Partecipando dalla fine degli anni 60 all’inizio degli anni 90 alla direzione quotidiana della Lcr, aveva giocato un ruolo decisivo nella costruzione di un progetto, di un orientamento in grado di legare attività quotidiana e tensione rivoluzionaria. Una buona parte del suo lavoro teorico e politico si focalizzerà sulle questioni strategiche, sulle lezioni storiche delle principali esperienze rivoluzionarie.

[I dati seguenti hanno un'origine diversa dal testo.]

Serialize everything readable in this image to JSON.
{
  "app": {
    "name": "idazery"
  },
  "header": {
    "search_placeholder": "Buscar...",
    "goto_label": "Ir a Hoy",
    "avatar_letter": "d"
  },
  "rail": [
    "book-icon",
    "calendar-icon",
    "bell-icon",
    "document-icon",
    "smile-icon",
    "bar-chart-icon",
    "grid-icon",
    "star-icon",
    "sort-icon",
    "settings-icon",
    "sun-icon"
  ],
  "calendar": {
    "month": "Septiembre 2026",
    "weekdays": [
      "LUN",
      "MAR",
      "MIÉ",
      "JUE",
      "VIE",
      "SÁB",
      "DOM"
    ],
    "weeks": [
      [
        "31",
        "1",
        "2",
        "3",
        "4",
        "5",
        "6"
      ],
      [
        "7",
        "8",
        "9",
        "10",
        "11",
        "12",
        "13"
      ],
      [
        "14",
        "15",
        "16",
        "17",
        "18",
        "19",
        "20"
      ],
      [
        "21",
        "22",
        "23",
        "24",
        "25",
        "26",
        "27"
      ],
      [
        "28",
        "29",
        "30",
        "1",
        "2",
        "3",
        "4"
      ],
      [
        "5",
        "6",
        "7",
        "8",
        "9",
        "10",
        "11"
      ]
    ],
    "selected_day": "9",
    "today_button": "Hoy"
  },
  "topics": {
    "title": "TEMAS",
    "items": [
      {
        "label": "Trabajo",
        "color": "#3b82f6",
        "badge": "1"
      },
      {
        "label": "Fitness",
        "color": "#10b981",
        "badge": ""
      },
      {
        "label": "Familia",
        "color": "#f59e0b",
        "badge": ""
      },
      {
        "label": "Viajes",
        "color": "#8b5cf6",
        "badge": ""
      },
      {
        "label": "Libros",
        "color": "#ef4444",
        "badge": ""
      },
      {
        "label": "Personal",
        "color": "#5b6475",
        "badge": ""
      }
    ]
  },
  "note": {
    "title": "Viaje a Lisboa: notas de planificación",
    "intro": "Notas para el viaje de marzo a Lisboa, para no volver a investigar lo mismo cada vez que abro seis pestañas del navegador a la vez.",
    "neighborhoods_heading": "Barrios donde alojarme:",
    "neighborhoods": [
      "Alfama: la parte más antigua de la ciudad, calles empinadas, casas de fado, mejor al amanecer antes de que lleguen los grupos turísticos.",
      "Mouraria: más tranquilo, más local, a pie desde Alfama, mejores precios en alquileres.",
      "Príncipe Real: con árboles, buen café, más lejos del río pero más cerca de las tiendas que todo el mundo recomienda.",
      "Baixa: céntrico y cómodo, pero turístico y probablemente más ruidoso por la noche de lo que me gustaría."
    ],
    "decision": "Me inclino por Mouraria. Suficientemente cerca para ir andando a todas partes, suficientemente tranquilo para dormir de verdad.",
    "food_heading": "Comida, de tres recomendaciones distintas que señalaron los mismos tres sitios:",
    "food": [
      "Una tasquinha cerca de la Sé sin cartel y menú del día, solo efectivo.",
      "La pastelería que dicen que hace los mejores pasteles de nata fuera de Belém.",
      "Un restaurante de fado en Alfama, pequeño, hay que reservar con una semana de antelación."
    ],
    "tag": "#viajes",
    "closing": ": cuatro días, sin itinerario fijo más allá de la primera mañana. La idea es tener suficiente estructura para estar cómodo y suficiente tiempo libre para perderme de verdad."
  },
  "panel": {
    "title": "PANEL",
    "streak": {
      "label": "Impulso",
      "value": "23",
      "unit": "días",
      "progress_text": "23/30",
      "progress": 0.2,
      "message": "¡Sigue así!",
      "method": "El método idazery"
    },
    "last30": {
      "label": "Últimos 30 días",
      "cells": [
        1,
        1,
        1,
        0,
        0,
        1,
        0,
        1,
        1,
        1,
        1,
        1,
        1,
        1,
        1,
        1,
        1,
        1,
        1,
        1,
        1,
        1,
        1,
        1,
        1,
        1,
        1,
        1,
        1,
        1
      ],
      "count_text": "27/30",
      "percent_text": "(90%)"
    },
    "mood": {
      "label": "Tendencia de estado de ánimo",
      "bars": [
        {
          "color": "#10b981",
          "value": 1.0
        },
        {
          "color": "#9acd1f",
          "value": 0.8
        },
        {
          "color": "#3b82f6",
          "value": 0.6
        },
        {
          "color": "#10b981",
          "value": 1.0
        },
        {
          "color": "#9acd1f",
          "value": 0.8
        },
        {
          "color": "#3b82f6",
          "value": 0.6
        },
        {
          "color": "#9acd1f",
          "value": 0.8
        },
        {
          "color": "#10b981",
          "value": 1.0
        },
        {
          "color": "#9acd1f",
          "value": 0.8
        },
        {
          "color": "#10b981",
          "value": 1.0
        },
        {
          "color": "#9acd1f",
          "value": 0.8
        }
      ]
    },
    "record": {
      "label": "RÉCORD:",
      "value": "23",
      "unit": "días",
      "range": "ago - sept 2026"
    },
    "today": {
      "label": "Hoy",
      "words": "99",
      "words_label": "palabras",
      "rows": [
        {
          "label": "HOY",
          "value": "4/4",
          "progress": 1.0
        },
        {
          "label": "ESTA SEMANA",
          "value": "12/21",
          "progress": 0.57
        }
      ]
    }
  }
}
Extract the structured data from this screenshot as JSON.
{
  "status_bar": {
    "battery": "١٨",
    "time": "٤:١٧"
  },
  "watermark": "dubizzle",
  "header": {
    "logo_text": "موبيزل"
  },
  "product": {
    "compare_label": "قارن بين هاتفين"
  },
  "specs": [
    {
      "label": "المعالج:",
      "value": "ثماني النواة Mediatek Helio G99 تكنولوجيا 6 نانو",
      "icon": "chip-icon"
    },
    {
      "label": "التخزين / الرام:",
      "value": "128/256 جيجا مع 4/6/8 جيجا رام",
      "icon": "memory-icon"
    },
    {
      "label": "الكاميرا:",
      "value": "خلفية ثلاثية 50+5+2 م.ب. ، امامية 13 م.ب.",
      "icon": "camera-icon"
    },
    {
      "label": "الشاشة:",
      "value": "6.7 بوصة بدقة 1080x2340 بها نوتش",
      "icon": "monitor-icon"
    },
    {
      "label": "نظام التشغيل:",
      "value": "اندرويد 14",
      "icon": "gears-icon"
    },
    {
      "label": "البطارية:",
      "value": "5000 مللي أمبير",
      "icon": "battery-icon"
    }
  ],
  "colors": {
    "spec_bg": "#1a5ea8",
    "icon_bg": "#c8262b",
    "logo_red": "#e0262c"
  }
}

Daniel era profondamente internazionalista. Giocherà un ruolo chiave nella costruzione della Lcr spagnola, all’epoca del franchismo. E poi, durante gli anni, svolgerà un ruolo sempre più ampio all’interno della IV Internazionale, seguendo in particolare la situazione in America latina e in Brasile. Ha contribuito davvero molto ad attualizzare la nostra visione del mondo e a prepararci agli sconvolgimenti storici della fine degli anni 80.
Dagli anni 90 a oggi, sempre attento alla lotta politica, si concentra sulla riflessione e l’elaborazione teorica: la storia delle idee politiche; «il capitale» di Karl Marx; il bilancio del secolo e delle rivoluzioni, a partire dalla rivoluzione russa; l’ecologia; il femminismo; le identità e la questione ebraica; l’elaborazione di una nuova politica per la sinistra rivoluzionaria rispetto alla globalizzazione capitalista. Seguiva regolarmente i forum sociali mondiali del movimento antiglobalizzazione.
Daniel assicurerà così la continuità storica di un marxismo rivoluzionario aperto, non dogmatico e l’adattamento alle trasformazioni della nuova epoca, sempre con l’orizzonte della trasformazione rivoluzionaria della società. Colpito dalla malattia, la supererà per molti anni, pensando, scrivendo, lavorando alle sue idee, senza risparmiarsi né un viaggio, né un meeting, né una semplice riunione. Daniel si era dato il compito di verificare la solidità delle nostre fondamenta e di trasmetterle alle giovani generazioni. Lo ha fatto con tutto il cuore, con tutte le sue forze. I suoi interventi all’Istituto internazionale di Amsterdam hanno influenzato centinaia di compagni. Partecipe del passaggio dalla Lcr al Npa, aveva deciso di accompagnare il lancio della nostra nuova organizzazione rilanciando la rivista ContreTemps e costituendo la Fondazione Louise Michel, luogo di dibattito e di riflessione del pensiero radicale. Ed era simpatico, caloroso, conviviale. Amava la vita. Mentre numerosi ex del ’68 hanno cambiato casacca e abbandonato le idee della loro giovinezza, Daniel non aveva lasciato indietro nulla, abbandonato nulla. Ed è ancora qui, presente!